The legislation also grants the Government the power to “call in” transactions that are not subject to the mandatory notification requirement but may give rise to a national security risk. In these situations, the Government has the ability to impose interim orders (e.g., to “hold separate” the target from the acquirer) where necessary to prevent action that would hinder its assessment. Recent experience from UK merger control suggests that the Government may make extensive use of this interim measure power, especially when investigating completed deals.
These provisions are supported by a broad range of information gathering and punitive powers. Notably, completing a notifiable acquisition without approval is a criminal offence – the maximum penalty is five years in prison for individuals and corporate fines up to the higher of £10m or 5% worldwide turnover – and the underlying transaction would be void as a matter of UK law.
The NSIA is a ground-breaking piece of legislation within in the UK that is already presenting several challenges for M&A.
First, the contours of the mandatory notification obligation are challenging to navigate. Notably, it is often not straightforward to determine whether the activities of a given target fall within the sectors set out in secondary legislation. Given the risk of criminal sanctions and the underlying transaction being void, there may be a natural tendency to notify more deals than is strictly necessary. However, this can result in unnecessary delays in borderline cases.

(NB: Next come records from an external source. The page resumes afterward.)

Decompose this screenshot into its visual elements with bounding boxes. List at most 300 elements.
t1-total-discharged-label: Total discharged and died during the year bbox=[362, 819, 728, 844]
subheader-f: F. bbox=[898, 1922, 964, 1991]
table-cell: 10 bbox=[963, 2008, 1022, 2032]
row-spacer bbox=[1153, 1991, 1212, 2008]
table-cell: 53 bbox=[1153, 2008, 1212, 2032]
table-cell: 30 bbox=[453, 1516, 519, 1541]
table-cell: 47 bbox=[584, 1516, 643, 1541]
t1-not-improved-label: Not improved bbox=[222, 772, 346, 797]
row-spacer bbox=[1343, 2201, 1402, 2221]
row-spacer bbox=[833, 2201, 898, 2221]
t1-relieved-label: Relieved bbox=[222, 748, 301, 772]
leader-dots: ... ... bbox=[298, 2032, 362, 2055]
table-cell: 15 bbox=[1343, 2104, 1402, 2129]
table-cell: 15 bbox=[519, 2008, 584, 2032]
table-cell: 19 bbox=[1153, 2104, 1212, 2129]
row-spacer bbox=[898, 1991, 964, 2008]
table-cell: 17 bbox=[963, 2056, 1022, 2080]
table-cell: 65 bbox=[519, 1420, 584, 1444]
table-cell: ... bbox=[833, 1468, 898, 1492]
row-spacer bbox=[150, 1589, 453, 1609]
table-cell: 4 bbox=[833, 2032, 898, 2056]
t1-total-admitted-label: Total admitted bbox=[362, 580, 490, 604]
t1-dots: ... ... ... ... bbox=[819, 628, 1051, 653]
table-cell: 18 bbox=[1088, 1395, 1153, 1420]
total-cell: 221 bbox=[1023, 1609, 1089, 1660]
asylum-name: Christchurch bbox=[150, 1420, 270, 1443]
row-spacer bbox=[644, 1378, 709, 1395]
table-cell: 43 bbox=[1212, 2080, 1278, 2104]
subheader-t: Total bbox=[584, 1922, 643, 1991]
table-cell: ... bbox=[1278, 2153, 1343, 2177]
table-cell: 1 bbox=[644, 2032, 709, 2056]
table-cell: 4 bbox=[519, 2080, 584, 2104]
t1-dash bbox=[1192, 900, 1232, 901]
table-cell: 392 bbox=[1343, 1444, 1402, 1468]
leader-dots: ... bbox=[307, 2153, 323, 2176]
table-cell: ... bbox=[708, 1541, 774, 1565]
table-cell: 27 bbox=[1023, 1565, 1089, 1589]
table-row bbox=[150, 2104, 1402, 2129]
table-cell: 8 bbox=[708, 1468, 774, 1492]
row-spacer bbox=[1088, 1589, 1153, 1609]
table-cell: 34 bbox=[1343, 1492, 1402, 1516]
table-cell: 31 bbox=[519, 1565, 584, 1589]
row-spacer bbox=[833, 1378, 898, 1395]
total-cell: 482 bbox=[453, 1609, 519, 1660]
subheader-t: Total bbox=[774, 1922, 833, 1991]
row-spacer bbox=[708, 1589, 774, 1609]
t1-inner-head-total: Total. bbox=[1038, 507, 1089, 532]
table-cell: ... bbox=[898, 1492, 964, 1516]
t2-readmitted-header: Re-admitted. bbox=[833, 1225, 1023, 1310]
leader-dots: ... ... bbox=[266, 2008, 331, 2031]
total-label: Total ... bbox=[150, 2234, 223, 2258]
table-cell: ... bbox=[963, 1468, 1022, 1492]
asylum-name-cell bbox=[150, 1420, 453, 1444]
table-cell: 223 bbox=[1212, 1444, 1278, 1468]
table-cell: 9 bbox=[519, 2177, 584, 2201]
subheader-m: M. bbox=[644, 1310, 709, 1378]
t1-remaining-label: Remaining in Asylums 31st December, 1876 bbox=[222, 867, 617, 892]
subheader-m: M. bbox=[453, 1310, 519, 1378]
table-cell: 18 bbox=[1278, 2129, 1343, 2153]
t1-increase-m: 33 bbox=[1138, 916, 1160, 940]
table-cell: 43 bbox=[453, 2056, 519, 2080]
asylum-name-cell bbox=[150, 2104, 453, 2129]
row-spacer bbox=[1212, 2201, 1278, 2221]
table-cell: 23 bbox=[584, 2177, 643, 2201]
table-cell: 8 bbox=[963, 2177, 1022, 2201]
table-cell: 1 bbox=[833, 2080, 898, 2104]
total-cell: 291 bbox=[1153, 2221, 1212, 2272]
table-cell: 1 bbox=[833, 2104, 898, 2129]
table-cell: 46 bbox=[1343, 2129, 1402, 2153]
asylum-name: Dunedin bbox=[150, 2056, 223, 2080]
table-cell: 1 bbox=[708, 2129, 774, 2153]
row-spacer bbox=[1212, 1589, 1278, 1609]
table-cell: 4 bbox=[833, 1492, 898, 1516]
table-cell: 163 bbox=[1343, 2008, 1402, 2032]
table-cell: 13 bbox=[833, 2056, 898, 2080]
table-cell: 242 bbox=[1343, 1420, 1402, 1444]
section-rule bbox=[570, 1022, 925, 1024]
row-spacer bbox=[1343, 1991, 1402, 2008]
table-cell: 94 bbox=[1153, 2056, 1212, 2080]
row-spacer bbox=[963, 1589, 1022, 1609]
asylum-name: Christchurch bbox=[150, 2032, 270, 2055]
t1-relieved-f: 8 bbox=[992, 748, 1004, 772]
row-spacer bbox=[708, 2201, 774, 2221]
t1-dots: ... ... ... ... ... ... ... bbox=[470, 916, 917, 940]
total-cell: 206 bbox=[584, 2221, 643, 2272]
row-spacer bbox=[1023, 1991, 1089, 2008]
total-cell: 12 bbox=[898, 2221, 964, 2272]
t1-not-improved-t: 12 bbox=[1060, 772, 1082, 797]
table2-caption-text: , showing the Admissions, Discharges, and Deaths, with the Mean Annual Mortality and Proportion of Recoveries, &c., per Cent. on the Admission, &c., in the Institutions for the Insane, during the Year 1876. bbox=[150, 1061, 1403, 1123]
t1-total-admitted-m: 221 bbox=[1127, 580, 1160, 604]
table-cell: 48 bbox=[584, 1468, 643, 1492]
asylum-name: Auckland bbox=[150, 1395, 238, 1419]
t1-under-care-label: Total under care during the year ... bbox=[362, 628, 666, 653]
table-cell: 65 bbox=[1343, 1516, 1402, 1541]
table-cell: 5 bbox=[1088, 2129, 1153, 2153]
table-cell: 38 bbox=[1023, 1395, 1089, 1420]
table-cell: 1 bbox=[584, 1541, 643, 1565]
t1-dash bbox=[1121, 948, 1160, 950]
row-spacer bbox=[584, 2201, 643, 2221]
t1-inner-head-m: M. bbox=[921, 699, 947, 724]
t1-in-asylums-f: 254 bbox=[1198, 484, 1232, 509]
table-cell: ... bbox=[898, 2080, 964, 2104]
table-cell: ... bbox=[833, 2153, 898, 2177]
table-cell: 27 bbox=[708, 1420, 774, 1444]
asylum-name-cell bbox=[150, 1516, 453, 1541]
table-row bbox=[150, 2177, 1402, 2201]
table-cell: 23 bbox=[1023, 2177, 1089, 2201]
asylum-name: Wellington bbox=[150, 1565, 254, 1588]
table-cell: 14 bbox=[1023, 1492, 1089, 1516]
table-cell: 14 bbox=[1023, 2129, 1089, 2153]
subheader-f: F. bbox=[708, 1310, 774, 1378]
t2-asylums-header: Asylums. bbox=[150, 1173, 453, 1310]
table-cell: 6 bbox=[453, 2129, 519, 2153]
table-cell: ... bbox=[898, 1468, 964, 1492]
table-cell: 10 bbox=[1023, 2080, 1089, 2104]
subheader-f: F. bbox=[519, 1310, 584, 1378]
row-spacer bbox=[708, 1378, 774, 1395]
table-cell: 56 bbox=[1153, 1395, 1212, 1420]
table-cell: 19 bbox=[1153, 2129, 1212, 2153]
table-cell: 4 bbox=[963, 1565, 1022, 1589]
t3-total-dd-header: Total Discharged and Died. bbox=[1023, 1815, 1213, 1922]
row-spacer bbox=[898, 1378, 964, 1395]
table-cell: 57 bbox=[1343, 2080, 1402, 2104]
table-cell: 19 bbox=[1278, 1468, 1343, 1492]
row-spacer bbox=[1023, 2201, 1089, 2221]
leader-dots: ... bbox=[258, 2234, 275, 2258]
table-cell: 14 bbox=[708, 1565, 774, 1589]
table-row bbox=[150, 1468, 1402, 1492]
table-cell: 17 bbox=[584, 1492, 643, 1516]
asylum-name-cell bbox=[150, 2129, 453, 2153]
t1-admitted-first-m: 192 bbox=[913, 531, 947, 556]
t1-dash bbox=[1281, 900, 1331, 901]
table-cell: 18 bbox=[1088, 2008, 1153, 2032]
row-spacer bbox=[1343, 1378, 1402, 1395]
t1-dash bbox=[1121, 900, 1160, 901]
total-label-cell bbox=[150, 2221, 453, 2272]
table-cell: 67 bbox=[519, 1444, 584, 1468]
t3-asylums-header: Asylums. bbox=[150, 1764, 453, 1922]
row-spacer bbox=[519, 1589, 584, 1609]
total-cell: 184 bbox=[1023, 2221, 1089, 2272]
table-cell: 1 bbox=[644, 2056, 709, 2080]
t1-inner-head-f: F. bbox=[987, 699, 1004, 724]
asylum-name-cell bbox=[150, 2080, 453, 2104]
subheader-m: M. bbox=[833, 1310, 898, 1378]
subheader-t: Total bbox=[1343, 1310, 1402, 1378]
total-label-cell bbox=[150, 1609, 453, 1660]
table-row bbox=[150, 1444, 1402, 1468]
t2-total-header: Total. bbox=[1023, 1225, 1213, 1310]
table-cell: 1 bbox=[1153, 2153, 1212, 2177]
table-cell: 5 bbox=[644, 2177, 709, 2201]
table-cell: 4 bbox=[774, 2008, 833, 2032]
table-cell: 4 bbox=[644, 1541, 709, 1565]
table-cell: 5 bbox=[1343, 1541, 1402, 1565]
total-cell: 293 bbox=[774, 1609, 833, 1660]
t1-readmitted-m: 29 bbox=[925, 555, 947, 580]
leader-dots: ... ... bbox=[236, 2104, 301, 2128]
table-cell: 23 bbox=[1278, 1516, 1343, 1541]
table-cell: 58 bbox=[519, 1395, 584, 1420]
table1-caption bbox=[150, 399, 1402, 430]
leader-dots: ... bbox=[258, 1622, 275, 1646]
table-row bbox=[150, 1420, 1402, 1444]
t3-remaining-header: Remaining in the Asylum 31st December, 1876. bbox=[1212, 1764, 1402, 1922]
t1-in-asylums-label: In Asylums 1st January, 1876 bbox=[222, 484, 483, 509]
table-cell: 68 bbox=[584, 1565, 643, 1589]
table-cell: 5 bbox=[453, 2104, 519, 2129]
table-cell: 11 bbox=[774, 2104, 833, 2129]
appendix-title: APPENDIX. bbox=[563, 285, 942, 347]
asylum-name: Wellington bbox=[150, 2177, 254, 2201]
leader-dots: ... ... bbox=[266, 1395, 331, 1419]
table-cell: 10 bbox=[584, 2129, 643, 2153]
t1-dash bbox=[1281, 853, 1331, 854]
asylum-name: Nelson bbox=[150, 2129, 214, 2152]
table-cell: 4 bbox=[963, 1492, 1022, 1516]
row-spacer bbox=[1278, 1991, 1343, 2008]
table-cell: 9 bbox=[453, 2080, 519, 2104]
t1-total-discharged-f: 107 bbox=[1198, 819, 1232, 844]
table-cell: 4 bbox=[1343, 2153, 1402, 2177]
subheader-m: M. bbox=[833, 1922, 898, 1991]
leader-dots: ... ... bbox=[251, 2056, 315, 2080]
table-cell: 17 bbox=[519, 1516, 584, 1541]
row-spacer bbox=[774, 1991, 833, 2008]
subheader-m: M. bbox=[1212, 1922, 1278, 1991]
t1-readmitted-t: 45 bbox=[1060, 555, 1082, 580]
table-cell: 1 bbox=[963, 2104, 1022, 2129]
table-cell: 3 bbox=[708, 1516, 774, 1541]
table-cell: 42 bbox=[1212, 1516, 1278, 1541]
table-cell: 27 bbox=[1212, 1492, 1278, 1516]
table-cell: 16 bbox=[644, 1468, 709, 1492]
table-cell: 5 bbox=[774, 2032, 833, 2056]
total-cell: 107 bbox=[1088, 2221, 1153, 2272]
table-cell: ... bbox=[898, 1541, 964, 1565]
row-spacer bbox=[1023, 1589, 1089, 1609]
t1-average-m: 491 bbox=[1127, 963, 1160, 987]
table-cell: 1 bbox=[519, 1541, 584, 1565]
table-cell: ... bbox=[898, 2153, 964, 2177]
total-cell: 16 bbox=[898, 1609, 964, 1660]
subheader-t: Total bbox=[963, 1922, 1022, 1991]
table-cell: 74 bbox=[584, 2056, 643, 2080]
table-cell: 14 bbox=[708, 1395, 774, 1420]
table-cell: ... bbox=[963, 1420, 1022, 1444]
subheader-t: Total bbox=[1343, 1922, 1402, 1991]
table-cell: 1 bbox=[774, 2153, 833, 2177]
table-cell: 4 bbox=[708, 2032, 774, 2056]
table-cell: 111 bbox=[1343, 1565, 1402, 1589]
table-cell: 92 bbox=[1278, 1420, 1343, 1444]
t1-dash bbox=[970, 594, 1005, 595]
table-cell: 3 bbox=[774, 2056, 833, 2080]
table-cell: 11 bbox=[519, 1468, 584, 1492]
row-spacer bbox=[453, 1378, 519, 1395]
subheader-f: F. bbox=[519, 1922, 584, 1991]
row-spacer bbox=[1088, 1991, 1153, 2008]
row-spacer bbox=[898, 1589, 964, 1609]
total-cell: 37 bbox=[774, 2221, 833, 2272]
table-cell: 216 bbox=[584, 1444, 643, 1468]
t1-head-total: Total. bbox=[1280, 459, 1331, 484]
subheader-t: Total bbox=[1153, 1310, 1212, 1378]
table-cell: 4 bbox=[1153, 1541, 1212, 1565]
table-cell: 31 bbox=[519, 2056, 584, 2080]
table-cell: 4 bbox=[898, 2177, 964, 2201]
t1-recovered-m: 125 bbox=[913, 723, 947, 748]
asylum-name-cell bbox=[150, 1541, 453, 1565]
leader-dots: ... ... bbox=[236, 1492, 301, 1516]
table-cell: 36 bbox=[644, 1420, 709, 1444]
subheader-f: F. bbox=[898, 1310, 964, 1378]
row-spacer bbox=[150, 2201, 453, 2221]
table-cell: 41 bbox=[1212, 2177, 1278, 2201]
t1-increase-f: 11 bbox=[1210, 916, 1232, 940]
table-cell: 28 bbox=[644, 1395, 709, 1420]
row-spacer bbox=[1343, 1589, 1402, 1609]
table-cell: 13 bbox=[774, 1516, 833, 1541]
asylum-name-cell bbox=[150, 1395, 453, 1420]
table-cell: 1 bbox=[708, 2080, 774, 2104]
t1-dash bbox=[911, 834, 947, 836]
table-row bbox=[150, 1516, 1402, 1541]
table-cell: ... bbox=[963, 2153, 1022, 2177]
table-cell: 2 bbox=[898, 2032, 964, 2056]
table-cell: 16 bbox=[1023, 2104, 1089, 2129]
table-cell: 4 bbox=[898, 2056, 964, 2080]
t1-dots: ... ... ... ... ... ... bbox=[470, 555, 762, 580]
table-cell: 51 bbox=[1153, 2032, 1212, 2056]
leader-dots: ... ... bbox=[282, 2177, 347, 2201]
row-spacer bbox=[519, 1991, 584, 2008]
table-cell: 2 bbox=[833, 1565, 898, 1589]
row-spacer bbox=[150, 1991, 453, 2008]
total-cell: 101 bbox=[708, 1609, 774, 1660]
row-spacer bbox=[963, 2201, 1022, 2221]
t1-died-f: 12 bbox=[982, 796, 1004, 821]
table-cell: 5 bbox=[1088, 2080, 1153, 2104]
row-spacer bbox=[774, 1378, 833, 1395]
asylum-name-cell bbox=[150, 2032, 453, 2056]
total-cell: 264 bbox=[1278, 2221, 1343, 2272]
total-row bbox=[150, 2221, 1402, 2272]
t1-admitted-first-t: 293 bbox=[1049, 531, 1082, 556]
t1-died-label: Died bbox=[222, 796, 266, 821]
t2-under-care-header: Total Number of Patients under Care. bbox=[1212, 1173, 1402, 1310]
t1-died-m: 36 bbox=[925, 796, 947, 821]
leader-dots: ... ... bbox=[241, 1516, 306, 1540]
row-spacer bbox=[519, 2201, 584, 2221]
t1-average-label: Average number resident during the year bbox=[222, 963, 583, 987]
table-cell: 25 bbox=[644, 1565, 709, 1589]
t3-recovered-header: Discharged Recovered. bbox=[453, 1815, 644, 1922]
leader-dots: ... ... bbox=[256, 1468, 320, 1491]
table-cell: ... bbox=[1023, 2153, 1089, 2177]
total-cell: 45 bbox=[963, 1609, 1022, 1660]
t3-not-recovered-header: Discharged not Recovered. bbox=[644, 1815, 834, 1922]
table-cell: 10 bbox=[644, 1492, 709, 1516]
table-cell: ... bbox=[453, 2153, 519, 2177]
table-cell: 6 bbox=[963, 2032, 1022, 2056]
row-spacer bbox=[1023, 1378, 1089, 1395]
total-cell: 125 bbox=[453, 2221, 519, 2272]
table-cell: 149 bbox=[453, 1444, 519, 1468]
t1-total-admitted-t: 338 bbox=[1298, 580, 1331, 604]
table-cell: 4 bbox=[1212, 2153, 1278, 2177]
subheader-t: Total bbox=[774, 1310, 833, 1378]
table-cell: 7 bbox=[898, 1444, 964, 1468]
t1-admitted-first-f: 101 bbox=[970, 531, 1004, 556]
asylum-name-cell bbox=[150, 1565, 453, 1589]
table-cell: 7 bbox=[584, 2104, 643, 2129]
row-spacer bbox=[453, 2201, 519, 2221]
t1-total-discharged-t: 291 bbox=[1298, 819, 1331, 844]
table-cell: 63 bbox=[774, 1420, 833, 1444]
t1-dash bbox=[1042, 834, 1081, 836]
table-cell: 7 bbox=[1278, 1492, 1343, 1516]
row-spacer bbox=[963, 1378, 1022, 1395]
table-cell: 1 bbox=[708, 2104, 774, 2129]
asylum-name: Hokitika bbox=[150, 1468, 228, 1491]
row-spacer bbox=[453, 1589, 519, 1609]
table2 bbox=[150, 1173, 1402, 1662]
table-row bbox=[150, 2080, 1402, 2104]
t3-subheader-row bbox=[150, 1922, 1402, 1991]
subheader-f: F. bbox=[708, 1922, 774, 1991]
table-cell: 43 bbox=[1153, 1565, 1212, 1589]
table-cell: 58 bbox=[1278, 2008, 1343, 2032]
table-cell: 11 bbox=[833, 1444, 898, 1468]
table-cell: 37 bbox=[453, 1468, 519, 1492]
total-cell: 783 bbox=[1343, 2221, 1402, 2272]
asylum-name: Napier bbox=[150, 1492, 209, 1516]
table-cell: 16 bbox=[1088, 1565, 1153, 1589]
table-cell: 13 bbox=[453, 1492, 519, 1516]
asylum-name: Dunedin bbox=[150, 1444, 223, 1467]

Parties will need to walk an appropriate line between the extremes of under- and over-reporting.
Second, the ex officio powers provide the Government with an even broader review mechanism. For example, they capture asset acquisitions; and for share acquisitions they extend below 25% investments to acquisitions of “material influence”, a concept that derives from UK merger control and can capture investments of 15% or even lower.4 The powers also apply retrospectively to investments made since the NSIA was adopted on November 12, 2020. Accordingly, investors looking at targets that could be of interest should consider how best to navigate the risk of UK Government intervention, even where a mandatory filing is not required.
Third, there is considerable uncertainty over the substance of the legislation and how it will be enforced, including with respect to what the substantive test (whether the transaction presents a “risk to national security”) actually means, how many deals will be subject to detailed investigation, and the categories of transaction that the Government may ultimately challenge.
We have already started to gain significant insights into the Government’s practices since the regime came into force. The law and practice in this area will continue to evolve rapidly, but it is already clear that the NSIA will provide an important hurdle for deals to overcome for the years to come.
1 The relevant public interest grounds are national security, media accuracy/freedom/plurality, the stability of the UK financial system, and the need to maintain the capability to combat public health emergencies (Section 58, Enterprise Act 2002).
2 National Security and Investment - A consultation on proposed legislative reform, July 2018.
3 The relevant sectors are set out in the National Security and Investment Act 2021 (Notifiable Acquisition) (Specification of Qualifying Entities) Regulations 2021: (1) advanced materials; (2) advanced robotics; (3) artificial intelligence; (4) civil nuclear; (5) communications; (6) computing hardware; (7) critical supplies to the government; (8) cryptographic authentication; (9) data infrastructure; (10) defence; (11) energy; (12) military and dual-use goods and technology; (13) quantum technologies; (14) satellite and space technology; (15) suppliers to the emergency services; (16) synthetic biology; and (17) transport infrastructure.
4 CMA Mergers Guidance on the CMA’s jurisdiction and procedure, paragraphs 4.21 to 4.36.